In order to meet the projected demand for housing in the U.S. 4.3 million apartments must be added by 2035, according to a new report from the National Apartment Association and the National Multifamily Housing Council. The projected total includes 600,000 units that are needed just to bring the 5+ rentals (buildings with five apartments or more) back to equilibrium 

According to the 193-page report, the 600,000 apartment deficit is a direct result of the lack of construction that occurred in the wake of the 2008 financial crisis. That deficit has since snowballed into a much bigger problem. Due to the underproduction of housing, apartment rents have risen, and affordable units have dwindled, 4.7 million apartments with rents of $1,000 a month or less have vanished from the market.

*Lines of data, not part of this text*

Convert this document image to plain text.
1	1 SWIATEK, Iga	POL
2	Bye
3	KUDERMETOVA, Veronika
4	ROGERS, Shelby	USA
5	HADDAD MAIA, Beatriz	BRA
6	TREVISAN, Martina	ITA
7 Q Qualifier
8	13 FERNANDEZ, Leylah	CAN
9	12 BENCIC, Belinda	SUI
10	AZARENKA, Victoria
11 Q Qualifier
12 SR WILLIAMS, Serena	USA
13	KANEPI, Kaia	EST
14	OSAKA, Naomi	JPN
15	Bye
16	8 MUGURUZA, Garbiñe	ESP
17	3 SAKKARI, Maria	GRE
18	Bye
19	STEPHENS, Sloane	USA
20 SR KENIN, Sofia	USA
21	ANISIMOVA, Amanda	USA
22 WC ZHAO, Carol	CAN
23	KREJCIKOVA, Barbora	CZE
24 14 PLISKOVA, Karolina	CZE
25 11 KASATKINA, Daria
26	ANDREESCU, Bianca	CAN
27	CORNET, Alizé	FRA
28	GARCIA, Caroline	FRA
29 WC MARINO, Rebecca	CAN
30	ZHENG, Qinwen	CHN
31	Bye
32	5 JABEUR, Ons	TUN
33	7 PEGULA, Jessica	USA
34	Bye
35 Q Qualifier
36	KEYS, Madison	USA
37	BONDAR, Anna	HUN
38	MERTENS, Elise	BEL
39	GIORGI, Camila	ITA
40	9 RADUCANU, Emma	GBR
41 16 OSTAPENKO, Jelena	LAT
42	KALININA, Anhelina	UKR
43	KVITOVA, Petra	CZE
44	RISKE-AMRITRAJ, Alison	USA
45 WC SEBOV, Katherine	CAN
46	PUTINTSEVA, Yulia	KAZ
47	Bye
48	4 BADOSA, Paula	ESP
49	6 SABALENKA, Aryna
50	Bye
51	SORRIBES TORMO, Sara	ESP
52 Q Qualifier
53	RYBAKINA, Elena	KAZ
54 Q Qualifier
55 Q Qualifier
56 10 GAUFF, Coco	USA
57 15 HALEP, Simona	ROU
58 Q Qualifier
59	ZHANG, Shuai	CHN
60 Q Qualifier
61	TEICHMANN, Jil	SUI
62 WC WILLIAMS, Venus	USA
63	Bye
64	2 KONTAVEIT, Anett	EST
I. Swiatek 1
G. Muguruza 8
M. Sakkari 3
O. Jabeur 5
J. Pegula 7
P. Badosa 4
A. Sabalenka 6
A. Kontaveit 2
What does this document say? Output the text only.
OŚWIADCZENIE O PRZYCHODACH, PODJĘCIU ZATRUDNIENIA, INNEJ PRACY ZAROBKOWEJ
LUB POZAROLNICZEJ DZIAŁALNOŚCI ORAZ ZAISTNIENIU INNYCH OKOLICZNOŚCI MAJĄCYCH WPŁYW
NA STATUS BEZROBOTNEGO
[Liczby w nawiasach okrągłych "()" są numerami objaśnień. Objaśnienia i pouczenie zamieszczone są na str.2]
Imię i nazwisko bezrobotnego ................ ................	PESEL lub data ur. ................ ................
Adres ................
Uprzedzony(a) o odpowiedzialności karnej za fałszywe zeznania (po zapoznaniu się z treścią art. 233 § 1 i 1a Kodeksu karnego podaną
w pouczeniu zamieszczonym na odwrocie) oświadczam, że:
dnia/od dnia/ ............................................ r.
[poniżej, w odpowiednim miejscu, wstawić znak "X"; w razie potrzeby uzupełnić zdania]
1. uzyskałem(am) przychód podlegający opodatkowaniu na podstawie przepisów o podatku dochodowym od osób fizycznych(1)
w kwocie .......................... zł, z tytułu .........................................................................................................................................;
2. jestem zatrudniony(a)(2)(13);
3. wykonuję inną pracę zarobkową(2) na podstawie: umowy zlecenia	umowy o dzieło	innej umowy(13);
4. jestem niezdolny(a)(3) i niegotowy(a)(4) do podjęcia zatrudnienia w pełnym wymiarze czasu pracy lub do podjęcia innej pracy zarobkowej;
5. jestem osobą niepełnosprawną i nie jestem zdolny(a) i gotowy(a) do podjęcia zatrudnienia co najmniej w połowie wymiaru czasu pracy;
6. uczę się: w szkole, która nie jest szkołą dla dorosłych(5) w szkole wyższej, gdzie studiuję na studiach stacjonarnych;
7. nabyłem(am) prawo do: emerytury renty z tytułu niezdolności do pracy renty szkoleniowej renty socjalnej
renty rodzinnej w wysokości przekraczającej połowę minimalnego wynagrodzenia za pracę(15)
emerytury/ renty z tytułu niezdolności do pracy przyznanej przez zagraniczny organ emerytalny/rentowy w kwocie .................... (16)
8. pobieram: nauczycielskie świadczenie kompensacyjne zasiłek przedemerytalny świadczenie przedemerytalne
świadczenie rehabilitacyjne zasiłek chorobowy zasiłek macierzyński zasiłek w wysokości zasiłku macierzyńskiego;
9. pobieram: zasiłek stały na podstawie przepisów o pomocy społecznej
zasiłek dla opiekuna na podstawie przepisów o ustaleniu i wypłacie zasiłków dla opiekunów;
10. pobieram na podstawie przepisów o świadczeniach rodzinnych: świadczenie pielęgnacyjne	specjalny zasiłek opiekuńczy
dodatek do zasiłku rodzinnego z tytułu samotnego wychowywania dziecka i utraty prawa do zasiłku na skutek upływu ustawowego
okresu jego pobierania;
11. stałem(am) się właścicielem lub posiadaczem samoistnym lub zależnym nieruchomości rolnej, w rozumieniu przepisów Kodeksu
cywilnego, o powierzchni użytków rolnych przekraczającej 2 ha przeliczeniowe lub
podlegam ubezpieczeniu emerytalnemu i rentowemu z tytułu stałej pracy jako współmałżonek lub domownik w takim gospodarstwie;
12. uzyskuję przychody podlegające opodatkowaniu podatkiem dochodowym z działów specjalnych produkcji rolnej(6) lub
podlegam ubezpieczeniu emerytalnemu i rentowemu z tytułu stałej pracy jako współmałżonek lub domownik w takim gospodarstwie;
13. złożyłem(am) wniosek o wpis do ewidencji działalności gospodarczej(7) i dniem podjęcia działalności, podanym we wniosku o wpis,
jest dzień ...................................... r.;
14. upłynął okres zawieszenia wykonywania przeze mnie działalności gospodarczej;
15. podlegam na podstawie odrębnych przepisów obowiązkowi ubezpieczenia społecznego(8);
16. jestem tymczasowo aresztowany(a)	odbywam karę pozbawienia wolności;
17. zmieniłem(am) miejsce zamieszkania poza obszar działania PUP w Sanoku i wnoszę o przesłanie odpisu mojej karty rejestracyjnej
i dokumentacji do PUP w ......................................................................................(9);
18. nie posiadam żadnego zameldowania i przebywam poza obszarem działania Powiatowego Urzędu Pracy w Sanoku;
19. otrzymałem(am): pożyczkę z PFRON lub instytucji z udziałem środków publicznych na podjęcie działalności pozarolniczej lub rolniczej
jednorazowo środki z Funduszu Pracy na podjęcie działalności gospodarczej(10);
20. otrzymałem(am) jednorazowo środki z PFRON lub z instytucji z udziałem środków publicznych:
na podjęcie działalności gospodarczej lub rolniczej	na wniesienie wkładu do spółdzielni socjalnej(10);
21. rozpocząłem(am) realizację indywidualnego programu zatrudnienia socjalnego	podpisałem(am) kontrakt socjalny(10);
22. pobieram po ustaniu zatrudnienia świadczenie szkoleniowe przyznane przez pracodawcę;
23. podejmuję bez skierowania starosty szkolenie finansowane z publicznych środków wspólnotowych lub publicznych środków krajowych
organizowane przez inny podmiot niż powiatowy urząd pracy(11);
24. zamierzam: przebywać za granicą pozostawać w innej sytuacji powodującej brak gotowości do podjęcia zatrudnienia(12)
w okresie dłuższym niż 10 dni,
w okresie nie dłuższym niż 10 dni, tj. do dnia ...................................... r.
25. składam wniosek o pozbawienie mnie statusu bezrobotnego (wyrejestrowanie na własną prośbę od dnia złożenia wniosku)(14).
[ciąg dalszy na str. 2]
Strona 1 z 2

Apartment demand continues to be driven by population growth, young workers leaving their parents’ homes, older people downsizing from homeownership, and immigration. The report speculates that demographic growth will push demand for another 3.7 million new 5+ rental properties through 2035, or an average pace of about 266,000 apartments per year. But in addition to newly constructed units resulting from net new demand, a sizable amount of the new rental housing builds will also need to replace aging buildings. Over half of the 5+ rental stock was constructed prior to 1980 in 14 major U.S. cities.

The study does point out some regional variations. Texas, Florida, and California will account for more than 1.5 million new housing units, or 40 percent of net new demand, through the year 2035. However, secondary cities typically take the lead in terms of percentage growth. It is anticipated that growth in Boise, Austin, Las Vegas, Raleigh, Orlando, and Phoenix will be at least twice as fast as the national average. 

The dynamics of the multifamily market have changed. Population trends, migration patterns, aging infrastructure, and underbuilding have all culminated into a full-on housing crisis. The lack of affordable housing is presenting an opportunity for multifamily developers as a massive supply of homes are and will continue to be needed in the United States.